Now and then there is a sudden halt—the enemy are shelling the road a little further up and there is nothing to do but wait. The transport officer fumes to and fro, for he has under his command a dozen men, more horses, and six or seven limbers, all packed tightly together on a narrow road with the Germans shelling in front and an interminable line of transport waiting behind. If the Boche gunners lengthen their range by a hundred yards of so—
"Lead on," comes the word from further up, and the whole road is movement again. The laden limbers crawl along over the pave till they reach a battered old building that looms up thru the night—the dumping ground where the supplies have to be left for the men in the trenches. Privates tramp to and fro with picks and shovels and ammunition; a sergeant is there to see that the rations for the different companies are placed in different piles; a post-corporal hurries hither and thither in search of "D" Company's letters, which have been mislaid, and the transport officer and quartermaster supervise and control everything—always in the most impenetrable darkness, save when a star-shell lights up the white faces, the sweating horses, the gleaming mud.

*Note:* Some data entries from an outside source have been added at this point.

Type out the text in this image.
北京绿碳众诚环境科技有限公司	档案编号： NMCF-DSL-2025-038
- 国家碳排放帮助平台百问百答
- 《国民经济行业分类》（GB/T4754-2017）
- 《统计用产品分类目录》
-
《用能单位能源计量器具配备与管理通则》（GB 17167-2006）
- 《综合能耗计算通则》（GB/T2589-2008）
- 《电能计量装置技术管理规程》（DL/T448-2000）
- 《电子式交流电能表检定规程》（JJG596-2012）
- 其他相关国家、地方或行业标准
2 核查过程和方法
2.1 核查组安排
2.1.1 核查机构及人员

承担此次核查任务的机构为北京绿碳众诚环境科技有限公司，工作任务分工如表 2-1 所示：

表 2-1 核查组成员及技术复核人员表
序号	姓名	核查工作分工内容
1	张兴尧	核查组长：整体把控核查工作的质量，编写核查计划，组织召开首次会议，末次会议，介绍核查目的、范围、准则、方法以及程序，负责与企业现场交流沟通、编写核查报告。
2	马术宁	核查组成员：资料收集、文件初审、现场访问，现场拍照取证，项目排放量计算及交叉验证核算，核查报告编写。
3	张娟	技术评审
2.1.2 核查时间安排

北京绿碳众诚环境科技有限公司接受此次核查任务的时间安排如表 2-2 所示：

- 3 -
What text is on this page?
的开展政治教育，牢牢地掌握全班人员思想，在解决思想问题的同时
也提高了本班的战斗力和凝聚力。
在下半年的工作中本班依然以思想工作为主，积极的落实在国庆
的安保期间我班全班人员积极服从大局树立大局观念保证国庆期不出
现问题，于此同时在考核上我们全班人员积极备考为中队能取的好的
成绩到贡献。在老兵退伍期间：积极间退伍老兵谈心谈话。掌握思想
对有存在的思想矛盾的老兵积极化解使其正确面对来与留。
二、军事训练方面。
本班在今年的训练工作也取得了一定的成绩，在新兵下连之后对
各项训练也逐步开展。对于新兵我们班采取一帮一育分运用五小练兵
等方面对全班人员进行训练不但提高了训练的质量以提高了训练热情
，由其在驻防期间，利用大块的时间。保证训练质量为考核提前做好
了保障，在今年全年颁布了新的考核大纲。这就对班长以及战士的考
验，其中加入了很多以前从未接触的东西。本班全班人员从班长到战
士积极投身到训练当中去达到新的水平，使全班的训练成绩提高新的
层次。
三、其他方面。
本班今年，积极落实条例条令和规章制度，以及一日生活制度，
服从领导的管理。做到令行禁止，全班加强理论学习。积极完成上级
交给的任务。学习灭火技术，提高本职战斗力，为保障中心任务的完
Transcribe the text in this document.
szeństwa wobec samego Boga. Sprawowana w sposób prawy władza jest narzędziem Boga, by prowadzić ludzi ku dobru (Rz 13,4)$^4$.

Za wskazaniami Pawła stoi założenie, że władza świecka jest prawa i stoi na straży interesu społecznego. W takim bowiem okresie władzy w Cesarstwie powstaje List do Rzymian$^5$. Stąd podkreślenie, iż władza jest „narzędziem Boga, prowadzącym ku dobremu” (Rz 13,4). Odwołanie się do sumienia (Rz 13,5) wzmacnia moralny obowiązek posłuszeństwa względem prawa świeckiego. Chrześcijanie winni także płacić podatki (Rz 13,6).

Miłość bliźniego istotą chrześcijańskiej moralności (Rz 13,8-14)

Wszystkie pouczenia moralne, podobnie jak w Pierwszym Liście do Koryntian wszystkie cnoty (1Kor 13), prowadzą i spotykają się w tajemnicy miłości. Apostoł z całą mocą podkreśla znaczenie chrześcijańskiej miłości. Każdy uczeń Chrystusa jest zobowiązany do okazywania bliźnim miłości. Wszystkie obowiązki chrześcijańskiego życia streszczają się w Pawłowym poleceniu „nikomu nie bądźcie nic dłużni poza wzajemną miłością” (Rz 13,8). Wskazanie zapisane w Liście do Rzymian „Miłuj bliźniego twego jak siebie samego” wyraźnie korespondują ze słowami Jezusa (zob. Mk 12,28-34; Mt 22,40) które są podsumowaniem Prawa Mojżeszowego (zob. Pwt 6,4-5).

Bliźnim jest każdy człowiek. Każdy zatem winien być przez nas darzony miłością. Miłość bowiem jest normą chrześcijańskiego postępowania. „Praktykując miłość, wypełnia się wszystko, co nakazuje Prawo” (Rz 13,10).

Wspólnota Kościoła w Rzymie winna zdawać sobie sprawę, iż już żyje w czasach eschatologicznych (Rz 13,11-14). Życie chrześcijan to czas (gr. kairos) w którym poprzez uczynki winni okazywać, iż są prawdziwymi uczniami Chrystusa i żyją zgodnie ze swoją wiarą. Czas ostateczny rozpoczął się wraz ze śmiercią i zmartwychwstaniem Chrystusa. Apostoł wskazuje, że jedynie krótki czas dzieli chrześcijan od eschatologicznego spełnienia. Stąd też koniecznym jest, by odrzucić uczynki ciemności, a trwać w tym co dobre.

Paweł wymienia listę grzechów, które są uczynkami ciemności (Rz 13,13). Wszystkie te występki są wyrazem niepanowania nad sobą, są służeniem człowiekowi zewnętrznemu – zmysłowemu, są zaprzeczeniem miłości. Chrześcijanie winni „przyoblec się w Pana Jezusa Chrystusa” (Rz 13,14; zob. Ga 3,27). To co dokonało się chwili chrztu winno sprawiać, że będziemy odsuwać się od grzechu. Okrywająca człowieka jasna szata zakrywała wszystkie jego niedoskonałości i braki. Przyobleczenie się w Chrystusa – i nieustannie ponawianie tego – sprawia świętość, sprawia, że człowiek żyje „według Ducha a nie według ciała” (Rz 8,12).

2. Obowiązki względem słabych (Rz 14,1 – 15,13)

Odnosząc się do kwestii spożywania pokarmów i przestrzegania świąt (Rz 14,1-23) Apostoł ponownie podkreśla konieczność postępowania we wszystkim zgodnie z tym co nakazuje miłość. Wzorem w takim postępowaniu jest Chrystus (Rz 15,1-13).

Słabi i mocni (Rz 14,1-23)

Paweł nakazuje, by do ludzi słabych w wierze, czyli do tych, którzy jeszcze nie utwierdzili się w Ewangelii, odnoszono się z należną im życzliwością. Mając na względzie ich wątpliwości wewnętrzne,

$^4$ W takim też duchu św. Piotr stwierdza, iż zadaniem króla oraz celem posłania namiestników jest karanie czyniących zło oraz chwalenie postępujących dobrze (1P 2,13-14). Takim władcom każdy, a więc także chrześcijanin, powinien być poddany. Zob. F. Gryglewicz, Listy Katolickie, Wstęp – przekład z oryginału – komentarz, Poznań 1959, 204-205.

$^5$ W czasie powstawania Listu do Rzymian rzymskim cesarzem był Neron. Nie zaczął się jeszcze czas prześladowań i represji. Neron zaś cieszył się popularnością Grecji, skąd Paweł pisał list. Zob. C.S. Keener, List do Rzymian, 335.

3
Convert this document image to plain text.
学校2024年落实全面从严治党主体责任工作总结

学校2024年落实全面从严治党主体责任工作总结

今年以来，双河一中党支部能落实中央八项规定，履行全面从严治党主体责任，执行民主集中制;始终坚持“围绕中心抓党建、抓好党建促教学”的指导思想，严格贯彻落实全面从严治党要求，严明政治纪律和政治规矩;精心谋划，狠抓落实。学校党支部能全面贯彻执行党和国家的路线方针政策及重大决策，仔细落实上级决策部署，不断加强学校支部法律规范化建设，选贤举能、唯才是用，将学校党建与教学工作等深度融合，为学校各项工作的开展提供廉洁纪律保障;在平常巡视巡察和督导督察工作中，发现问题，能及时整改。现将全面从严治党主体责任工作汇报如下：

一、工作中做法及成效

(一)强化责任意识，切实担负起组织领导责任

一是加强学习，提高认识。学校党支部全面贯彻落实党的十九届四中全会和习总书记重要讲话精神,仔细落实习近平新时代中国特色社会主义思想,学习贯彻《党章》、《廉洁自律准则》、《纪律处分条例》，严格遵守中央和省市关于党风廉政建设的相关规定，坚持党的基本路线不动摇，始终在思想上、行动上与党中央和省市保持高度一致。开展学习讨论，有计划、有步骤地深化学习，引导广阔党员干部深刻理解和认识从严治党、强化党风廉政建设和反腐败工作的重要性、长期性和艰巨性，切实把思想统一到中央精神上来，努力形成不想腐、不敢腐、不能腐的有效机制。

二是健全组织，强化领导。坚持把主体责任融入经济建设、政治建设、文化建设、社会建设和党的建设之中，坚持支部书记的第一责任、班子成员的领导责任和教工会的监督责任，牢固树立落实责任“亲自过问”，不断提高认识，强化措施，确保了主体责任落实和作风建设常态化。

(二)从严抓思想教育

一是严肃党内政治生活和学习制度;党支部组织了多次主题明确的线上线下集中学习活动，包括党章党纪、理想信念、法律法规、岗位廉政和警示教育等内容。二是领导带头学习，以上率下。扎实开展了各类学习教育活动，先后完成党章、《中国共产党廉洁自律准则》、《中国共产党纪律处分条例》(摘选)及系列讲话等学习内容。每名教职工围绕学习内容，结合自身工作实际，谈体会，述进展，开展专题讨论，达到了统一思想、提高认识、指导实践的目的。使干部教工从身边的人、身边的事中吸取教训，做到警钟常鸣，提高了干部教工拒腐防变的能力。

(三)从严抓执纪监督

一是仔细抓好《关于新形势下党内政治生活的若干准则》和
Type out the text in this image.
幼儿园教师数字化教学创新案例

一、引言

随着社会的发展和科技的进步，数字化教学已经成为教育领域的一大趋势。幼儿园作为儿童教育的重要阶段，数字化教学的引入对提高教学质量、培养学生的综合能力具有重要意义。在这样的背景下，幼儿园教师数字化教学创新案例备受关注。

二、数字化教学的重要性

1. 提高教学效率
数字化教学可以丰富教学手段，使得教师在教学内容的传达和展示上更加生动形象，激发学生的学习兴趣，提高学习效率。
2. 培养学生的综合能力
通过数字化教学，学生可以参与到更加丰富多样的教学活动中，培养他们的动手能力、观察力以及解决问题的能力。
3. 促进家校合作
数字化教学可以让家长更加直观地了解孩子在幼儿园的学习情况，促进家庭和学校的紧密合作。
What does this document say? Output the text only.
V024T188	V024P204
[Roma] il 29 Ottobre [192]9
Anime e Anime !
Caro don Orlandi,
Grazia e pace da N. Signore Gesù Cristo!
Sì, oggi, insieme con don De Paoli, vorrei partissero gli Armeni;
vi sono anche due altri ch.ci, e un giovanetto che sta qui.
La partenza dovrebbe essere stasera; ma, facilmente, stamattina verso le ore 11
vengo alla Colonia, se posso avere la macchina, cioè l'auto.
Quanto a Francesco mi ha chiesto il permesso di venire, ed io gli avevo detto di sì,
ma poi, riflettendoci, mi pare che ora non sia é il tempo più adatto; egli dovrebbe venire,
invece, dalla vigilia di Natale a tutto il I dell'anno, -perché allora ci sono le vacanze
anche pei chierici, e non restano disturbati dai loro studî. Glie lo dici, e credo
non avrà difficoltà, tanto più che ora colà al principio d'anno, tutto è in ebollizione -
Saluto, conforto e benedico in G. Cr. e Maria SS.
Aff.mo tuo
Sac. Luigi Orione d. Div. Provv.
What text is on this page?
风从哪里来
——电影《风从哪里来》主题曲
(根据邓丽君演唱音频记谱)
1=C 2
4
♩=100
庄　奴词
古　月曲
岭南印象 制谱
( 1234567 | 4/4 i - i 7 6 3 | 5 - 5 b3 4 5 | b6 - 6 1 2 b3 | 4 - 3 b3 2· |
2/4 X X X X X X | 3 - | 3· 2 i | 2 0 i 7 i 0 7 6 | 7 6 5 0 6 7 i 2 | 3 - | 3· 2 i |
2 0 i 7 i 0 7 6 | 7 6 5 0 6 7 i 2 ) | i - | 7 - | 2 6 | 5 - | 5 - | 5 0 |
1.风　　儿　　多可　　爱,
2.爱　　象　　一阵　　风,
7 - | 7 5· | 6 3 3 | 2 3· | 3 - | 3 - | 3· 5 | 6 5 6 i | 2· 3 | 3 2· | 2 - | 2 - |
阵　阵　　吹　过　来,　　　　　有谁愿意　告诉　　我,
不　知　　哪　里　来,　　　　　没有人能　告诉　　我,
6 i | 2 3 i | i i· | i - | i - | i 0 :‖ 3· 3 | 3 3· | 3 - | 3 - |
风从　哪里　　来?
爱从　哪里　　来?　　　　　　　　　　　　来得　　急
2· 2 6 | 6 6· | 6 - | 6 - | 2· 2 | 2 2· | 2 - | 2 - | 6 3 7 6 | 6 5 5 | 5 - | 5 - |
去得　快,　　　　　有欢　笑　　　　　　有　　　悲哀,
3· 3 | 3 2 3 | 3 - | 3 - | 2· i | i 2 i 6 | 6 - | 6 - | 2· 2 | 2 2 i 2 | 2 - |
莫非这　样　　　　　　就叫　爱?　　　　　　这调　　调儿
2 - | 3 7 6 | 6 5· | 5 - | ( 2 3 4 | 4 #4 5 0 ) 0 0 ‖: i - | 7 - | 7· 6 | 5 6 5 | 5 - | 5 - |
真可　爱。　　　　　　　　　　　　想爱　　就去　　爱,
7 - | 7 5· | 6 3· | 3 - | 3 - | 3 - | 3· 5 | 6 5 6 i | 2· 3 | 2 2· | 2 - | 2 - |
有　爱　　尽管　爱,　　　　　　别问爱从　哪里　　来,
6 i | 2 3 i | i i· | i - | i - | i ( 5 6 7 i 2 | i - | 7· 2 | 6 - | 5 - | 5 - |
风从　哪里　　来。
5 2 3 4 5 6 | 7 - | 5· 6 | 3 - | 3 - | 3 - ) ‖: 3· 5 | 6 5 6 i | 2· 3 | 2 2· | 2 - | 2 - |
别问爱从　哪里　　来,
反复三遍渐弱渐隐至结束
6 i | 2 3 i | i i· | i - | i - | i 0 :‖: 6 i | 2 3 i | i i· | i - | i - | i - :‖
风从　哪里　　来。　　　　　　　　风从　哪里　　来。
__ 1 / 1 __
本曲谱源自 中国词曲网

The transport officer gives the word, and the empty limbers jolt out of the yard on to the road again to join in the stream that flows back towards the billets and sleep.
Night after night there is the same slow crawl along the road pitted with shell-holes, and same halts, the same dead horse and broken limber in the ditch and the same knowledge that, in a moment or so, your own horses may be struggling in their death agony, your own limbers splintered and smashed, your own men lying dead and wounded.
And when the wagons are once more ranged in line against the wall of the farms, when the last of the men has climbed up to the hayloft where he sleeps, the transport officer sighs with relief as he drags off his muddy boots. "Thanks heaven that's over till tomorrow night," he mutters.